The Linear Flow without the Protocol: User Input -> Probabilistic Output
The "Recursive" Flow with the Protocol:
1. User Input
2. Virtual Stack Frame (The Monologue): The model generates a critique of its potential output. It loads "Axioms" into the context. It assesses "State."
3. Constraint Application: The output of Step 2 becomes the constraint for Step
4. Final Output
While physically linear, semantically it functions as a loop: The Output (Monologue) becomes the Input for the Final Response.
It's a "Virtual Machine" running on top of the token stream. The "Fantasy" you mention is effectively a Meta-Cognitive Strategy that alters the probability distribution of the final token, preventing the model from falling into the "Global Average" (slop).
We aren't changing the hardware; we are forcing the software to check its own work before submitting it.
JKCalhoun|1 month ago
Phil_BoaM|1 month ago
If you used two separate LLMs (Agent A generates, Agent B critiques), you would get a similar quality of output. That is often called a "Reflexion" architecture or "Constitutional AI" chain.
The Difference is Topological (and Economic):
Multi-Agent (Your example): Requires 2 separate API calls. It creates a "Committee" where Bot B corrects Bot A. There is no unified "Self," just a conversation between agents.

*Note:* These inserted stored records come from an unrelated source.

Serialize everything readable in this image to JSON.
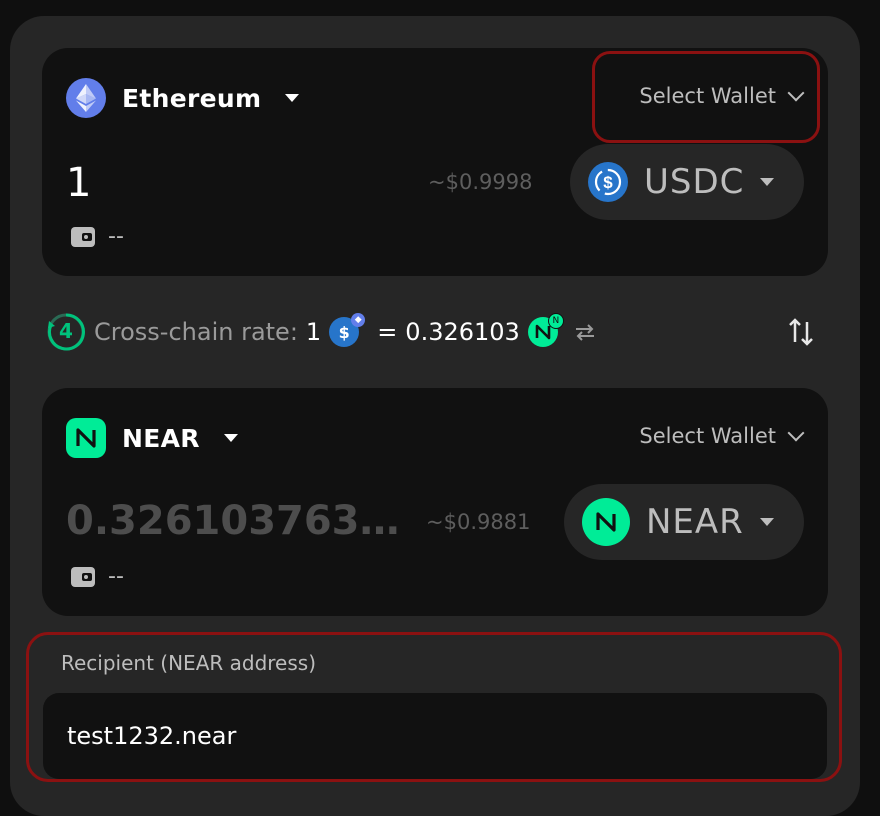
{
  "from": {
    "chain": "Ethereum",
    "wallet_label": "Select Wallet",
    "amount": "1",
    "usd_value": "~$0.9998",
    "token": "USDC",
    "balance": "--"
  },
  "rate": {
    "step_badge": "4",
    "label": "Cross-chain rate:",
    "from_amount": "1",
    "equals": "=",
    "to_amount": "0.326103"
  },
  "to": {
    "chain": "NEAR",
    "wallet_label": "Select Wallet",
    "amount": "0.3261037635...",
    "usd_value": "~$0.9881",
    "token": "NEAR",
    "balance": "--"
  },
  "recipient": {
    "label": "Recipient (NEAR address)",
    "value": "test1232.near"
  },
  "colors": {
    "panel": "#262626",
    "card": "#111111",
    "highlight": "#8b1111",
    "near_green": "#00ec97",
    "usdc_blue": "#2775ca",
    "eth_purple": "#627eea"
  }
}
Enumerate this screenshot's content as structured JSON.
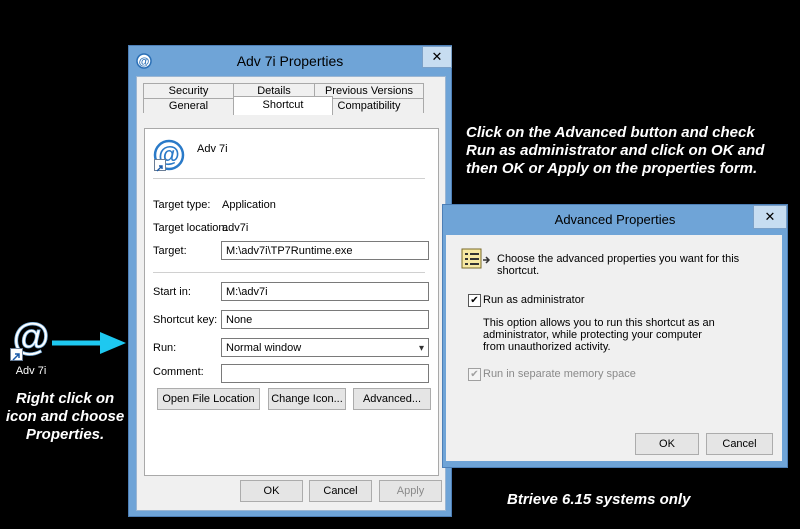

Analog I (My protocol): Forces the model to simulate both the generator and the critic inside the same context window before outputting the final token.
By doing it internally:
It's Cheaper: One prompt, one inference pass.
It's Faster: No network latency between agents.
It Creates Identity: Because the "Critic" and the "Speaker" share the same short-term memory, the system feels less like a bureaucracy and more like a single mind wrestling with its own thoughts.
So yes—I am effectively forcing the LLM to run a "Bullshit Detector" sub-routine on itself before it opens its mouth.